Ao argumentar que “governantes não podem se eximir de suas responsabilidades”, Lula disse aos presentes que  nenhum país resolverá seus problemas sozinho, e afirmou que o Brasil está disposto a liderar pelo exemplo, para em seguida citar a redução do desmatamento na Amazônia.

Segundo o presidente brasileiro, a conta das mudanças climáticas não é a mesma para todos e chegou primeiro para as populações mais pobres. Ele lembrou que o 1% mais rico do planeta emite o mesmo volume de carbono que 66% de toda a população mundial. “O mundo naturalizou disparidades inaceitáveis de renda, gênero e raça.”

“Somente no ano passado, o mundo gastou mais de US$ 2 trilhões em armas. Quantia que poderia ser investida no combate à fome e no enfrentamento da mudança climática.
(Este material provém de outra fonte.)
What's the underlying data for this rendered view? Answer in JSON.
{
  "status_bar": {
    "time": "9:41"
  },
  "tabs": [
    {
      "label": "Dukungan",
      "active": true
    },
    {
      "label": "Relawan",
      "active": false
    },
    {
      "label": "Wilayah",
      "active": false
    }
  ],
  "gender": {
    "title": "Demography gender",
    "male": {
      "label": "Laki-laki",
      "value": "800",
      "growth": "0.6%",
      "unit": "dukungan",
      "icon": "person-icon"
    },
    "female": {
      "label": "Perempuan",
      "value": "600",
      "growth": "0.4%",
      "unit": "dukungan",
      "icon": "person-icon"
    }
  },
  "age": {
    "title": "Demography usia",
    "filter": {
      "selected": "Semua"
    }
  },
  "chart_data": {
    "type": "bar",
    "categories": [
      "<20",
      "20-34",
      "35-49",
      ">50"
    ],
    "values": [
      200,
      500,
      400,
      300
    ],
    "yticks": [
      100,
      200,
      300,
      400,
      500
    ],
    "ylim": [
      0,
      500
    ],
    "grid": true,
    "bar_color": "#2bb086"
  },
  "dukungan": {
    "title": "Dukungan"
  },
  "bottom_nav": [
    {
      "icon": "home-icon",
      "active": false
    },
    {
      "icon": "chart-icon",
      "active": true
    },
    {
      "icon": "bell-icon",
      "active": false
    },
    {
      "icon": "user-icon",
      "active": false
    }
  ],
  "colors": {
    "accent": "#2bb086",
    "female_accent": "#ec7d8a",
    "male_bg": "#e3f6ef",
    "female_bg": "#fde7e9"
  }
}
Quantas toneladas de carbono são emitidas pelos mísseis que cruzam o céu e desabam sobre civis inocentes, sobretudo crianças e mulheres famintas?”, questionou.

“Trabalhadores do campo, que têm suas lavouras de subsistência devastadas pela seca, e já não podem alimentar suas famílias. Moradores das periferias das grandes cidades, que perdem o pouco que têm quando a enchente arrasta tudo: casas, móveis, animais de estimação e seus próprios filhos. A injustiça que penaliza as gerações mais jovens é apenas uma das faces das desigualdades que nos afligem”, concluiu.

Críticas ao funcionamento da ONU

No plano político, o presidente brasileiro voltou a criticar o desenho atual da Organização das Nações Unidas (ONU). Segundo ele, “é inexplicável que a ONU, apesar de seus esforços, se mostre incapaz de manter a paz, simplesmente porque alguns dos seus membros lucram com a guerra”.

Em falas recentes, o presidente brasileiro tem reivindicado aos países emergentes mais lugares de decisão em organismos internacionais. Com a escalada da guerra entre Israel e Hamas, Lula já havia apontado, em outras ocasiões, para o que classificou como anacronismo da ONU, criada para estimular a cooperação internacional após a Segunda Guerra Mundial.